This past week I watched the Sundance Channel’s broadcast of the documentary “Waterlife.” Waterlife examines how 21st Century society affects the creatures that call the waters of the Great Lakes home. Before watching this movie, I never knew that it takes water 350 years to travel from Lake Superior to the St. Lawrence River. 350 years! Neither the U.S. nor Canada were formed as nations when the water that now flows past Quebec City up to the Gulf of St. Lawrence began its journey at the edge of Lake Superior. That fact just amazes me.

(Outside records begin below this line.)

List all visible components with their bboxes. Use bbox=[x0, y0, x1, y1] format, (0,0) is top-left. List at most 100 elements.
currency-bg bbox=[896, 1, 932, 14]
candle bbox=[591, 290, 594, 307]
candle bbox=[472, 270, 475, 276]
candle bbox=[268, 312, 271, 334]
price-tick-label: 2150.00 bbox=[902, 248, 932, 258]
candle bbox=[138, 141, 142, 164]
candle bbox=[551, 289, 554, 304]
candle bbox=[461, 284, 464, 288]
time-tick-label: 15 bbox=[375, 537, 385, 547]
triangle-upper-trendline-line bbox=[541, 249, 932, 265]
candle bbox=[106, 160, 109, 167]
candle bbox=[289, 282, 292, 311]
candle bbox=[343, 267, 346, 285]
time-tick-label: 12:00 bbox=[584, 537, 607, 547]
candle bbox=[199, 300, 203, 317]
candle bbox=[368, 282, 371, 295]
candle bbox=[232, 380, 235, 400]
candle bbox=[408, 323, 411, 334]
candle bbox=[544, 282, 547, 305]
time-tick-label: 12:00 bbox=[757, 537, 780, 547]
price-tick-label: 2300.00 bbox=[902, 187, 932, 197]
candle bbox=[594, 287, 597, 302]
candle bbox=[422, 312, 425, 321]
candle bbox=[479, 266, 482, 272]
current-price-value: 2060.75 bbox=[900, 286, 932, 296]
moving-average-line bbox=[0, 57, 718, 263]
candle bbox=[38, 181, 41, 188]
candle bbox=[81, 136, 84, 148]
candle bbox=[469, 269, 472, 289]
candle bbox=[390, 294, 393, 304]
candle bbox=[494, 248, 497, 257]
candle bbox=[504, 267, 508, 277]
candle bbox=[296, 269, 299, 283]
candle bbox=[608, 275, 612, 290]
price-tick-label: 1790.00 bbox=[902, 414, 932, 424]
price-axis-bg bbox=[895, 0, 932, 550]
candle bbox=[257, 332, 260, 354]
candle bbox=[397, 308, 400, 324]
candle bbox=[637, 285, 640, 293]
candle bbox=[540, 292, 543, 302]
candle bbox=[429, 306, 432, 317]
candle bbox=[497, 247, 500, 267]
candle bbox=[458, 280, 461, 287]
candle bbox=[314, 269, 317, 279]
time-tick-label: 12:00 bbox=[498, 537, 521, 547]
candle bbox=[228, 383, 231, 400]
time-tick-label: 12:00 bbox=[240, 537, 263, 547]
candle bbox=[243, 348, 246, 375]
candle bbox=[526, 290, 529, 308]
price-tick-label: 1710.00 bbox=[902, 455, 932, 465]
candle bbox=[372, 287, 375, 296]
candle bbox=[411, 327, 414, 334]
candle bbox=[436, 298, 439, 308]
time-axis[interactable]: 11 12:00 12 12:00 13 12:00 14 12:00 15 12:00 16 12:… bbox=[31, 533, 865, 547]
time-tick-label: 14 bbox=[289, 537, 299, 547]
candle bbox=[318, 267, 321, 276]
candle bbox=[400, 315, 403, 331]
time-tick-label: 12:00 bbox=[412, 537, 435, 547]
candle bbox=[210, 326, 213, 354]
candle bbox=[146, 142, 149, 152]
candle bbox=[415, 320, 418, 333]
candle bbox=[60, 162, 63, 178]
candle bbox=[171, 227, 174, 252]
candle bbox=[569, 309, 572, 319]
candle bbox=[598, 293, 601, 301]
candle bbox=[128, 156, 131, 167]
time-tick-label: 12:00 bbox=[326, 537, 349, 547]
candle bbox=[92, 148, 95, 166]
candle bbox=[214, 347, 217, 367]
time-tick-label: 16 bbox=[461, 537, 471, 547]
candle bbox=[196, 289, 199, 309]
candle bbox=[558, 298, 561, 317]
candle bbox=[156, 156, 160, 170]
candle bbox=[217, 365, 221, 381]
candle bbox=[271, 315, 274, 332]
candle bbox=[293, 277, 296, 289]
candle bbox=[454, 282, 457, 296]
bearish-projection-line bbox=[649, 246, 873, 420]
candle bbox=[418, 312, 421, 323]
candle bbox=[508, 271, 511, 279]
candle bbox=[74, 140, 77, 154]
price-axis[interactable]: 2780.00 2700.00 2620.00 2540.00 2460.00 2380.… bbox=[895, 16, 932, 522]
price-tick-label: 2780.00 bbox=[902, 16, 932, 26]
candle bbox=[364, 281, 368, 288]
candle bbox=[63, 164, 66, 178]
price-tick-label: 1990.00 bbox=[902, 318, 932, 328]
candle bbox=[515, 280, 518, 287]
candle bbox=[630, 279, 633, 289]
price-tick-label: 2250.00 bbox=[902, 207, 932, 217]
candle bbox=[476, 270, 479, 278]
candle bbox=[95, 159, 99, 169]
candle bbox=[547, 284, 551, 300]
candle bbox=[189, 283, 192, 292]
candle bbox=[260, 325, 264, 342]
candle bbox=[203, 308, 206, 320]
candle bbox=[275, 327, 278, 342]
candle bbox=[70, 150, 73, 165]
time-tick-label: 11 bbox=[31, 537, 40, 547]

I had also never heard of the Great Law. The Great Law, originated by the Iroquois Confederacy, holds that humans must live and work sustainably in such a matter as to beneficially impact seven generations into the future. With the Great Law in mind, we as a whole haven’t been good stewards of the Great Lakes, until recently, have we? The water that began its journey in Lake Superior a couple hundred years ago and just reaching me now on the shores of Lake Ontario has quite a story to tell. I wish more people would take the time to watch “Waterlife”; perhaps then awareness of and concern for the health of this precious fresh water resource would grow.
Of course, the Great Law applies to every aspect of our lives, to how we preserve all our resources for future generations. Can’t we stop being so selfish and myopic? Conservation and sustainability are important keys to a healthy planet and the future of the human race. If we use everything up now, what will we leave behind for the survival of our children and grandchildren?